Integrated strategy for mutagenicity prediction applied to food contact chemicals

Food contamination due to unintentional leakage of chemicals from food contact materials (FCM) is a source of increasing concern. Since for many of these substances only limited or no toxicological data are available, the devel­opment of alternative methodologies to rapidly and cost-efficiently establish the level of safety concern is critical to ensure adequate consumer protection. Computational toxicology methods are considered the most promising solutions to cope with this data gap. In particular, mutagenicity assessment has a particular relevance and is a mandatory requirement for all substances released from plastic FCM, regardless how low migration and exposure are. In the present work, a strategy integrating a number of (Quantitative) Structure Activity Relationship ((Q)SAR) models for Ames mutagenicity predictions is proposed. A list of chemicals representing moieties likely migrating from FCM was selected to test the value of the newly defined strategy and the possibility to combine predictions given by the different algorithms was evaluated.

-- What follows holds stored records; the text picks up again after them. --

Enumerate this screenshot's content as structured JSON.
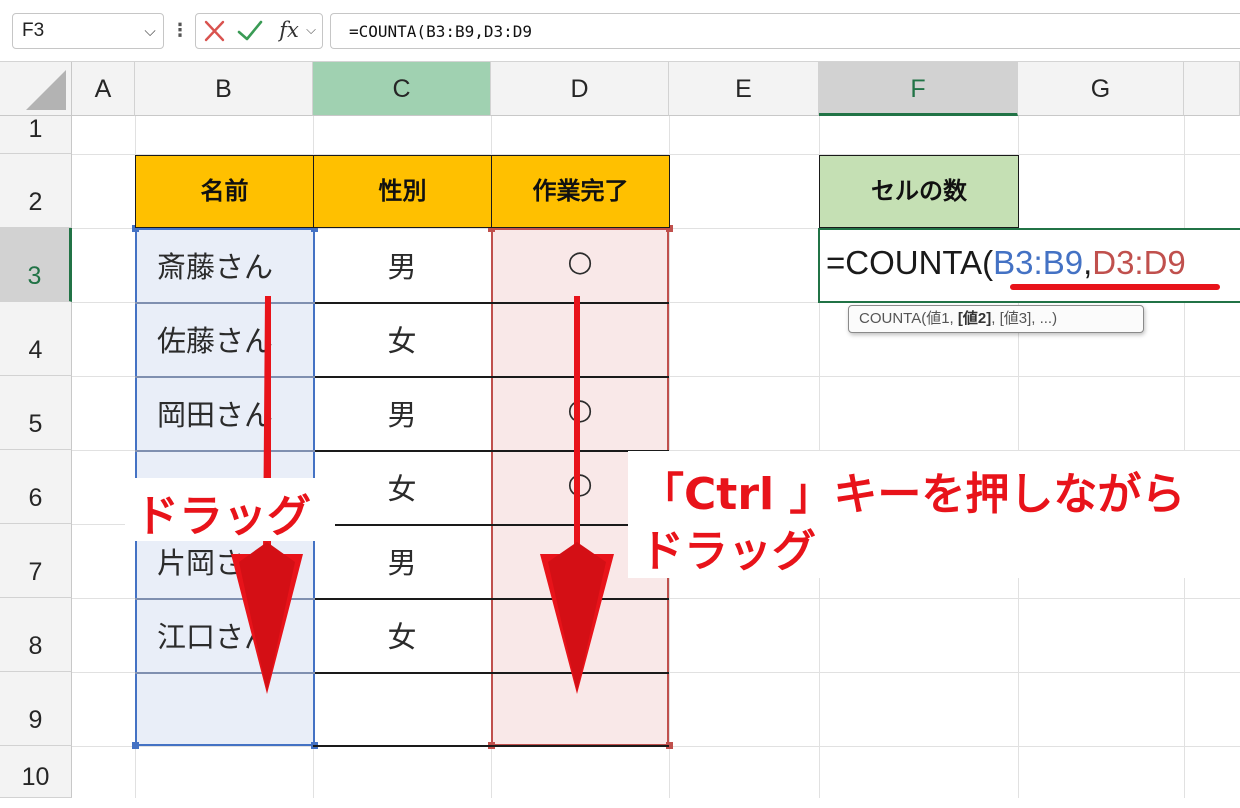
{
  "formula_bar": {
    "name_box": "F3",
    "formula": "=COUNTA(B3:B9,D3:D9",
    "fx_label": "fx"
  },
  "columns": [
    "A",
    "B",
    "C",
    "D",
    "E",
    "F",
    "G"
  ],
  "rows": [
    "1",
    "2",
    "3",
    "4",
    "5",
    "6",
    "7",
    "8",
    "9",
    "10"
  ],
  "table": {
    "headers": [
      "名前",
      "性別",
      "作業完了"
    ],
    "names": [
      "斎藤さん",
      "佐藤さん",
      "岡田さん",
      "",
      "片岡さん",
      "江口さん",
      ""
    ],
    "genders": [
      "男",
      "女",
      "男",
      "女",
      "男",
      "女",
      ""
    ],
    "done": [
      "○",
      "",
      "○",
      "○",
      "○",
      "",
      ""
    ]
  },
  "result": {
    "header": "セルの数",
    "formula_prefix": "=COUNTA(",
    "range1": "B3:B9",
    "separator": ",",
    "range2": "D3:D9",
    "tooltip_func": "COUNTA(値1, ",
    "tooltip_bold": "[値2]",
    "tooltip_rest": ", [値3], ...)"
  },
  "annotations": {
    "drag_left": "ドラッグ",
    "ctrl_line1": "「Ctrl 」キーを押しながら",
    "ctrl_line2": "ドラッグ"
  },
  "colors": {
    "header_fill": "#ffc000",
    "result_header_fill": "#c5e0b4",
    "range1": "#4472c4",
    "range2": "#c0504d",
    "annotation": "#e8131a",
    "active_green": "#217346"
  }
}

In particular, a scheme to integrate mutagenicity estimations into a single final assessment was developed, resulting in an increased domain of applicability. In most cases, a deeper analysis of experimental data, where available, allowed fixing misclassification errors, highlighting the importance of data curation in the devel­opment, validation and application of in silico methods. The high accuracy of the strategy provided the rationale for its application for toxicologically uncharacterized chemicals. Finally, the overall strategy of integration will be automated through its implementation into a freely available software application.